Par Jérôme Rivière – 7 juillet 202à – Causeur

Une tribune de Jérôme Rivière, Député européen, Président de la délégation française du groupe ID, Membre de la commission Affaires étrangères, Sécurité Défense. Alors dit par Jérôme Rivière c’est tout de suite mieux que ce que j’écrivais mais grosso modo, nous disons la même chose. Pour mémoire j’écrivais ceci : France-Turquie : Coït interrompu. La France se retire la queue entre les jambes. Grosse frustration. Les militaires regrettent de ne pas avoir tiré au moins un coup de semence. //RO

Avec le chaos libyen, l’Union européenne et la France doivent faire face à une réalité qu’elles avaient choisi d’omettre, celle du retour des affrontements entre nations armées.
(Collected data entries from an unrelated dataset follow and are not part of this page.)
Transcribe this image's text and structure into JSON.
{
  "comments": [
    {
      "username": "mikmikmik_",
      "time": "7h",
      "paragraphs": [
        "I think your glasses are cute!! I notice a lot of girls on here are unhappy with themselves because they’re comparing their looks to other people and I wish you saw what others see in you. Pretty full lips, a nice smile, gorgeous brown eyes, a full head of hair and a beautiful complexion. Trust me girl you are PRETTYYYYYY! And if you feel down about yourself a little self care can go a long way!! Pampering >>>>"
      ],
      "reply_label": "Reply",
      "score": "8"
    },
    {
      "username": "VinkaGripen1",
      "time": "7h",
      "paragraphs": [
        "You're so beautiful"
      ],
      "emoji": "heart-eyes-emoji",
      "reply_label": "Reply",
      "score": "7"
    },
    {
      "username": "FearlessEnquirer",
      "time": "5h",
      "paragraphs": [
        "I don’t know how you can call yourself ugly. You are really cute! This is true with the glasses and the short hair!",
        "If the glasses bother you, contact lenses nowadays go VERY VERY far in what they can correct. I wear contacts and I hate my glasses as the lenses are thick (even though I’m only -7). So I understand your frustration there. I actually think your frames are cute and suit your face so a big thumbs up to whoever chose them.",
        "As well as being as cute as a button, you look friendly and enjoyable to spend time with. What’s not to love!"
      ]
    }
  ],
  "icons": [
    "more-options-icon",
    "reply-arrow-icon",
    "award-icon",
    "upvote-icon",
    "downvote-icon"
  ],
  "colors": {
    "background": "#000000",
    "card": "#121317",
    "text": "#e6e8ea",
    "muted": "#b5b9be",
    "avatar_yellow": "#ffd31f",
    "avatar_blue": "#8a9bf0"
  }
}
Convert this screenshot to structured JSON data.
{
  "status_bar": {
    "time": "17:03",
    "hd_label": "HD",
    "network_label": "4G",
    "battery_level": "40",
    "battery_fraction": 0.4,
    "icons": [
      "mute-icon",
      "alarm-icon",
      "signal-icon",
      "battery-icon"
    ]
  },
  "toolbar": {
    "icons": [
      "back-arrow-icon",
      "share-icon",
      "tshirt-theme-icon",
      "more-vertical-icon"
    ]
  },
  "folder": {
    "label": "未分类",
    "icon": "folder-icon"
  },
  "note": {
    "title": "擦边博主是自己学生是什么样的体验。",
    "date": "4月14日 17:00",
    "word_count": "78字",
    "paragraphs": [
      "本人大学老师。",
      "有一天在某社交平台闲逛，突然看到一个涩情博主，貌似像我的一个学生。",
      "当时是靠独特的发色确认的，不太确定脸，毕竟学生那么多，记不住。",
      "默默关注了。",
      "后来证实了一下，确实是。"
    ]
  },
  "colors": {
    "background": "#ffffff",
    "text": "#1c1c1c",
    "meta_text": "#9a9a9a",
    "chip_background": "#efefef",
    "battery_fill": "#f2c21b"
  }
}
Cette réalité a atteint son paroxysme le 10 juin dernier, lorsque des bâtiments turcs ont « illuminés » une frégate française, c’est-à-dire l’ont prise pour cible dans leur radar de tir, sans faire feu. Cette agression délibérée demande normalement une réponse circonstanciée, c’est-à-dire une riposte par le feu. Ce ne fut pas le cas. Cette absence de réponse met en lumière trois contradictions majeures dans lesquelles s’enfonce aujourd’hui notre politique de défense.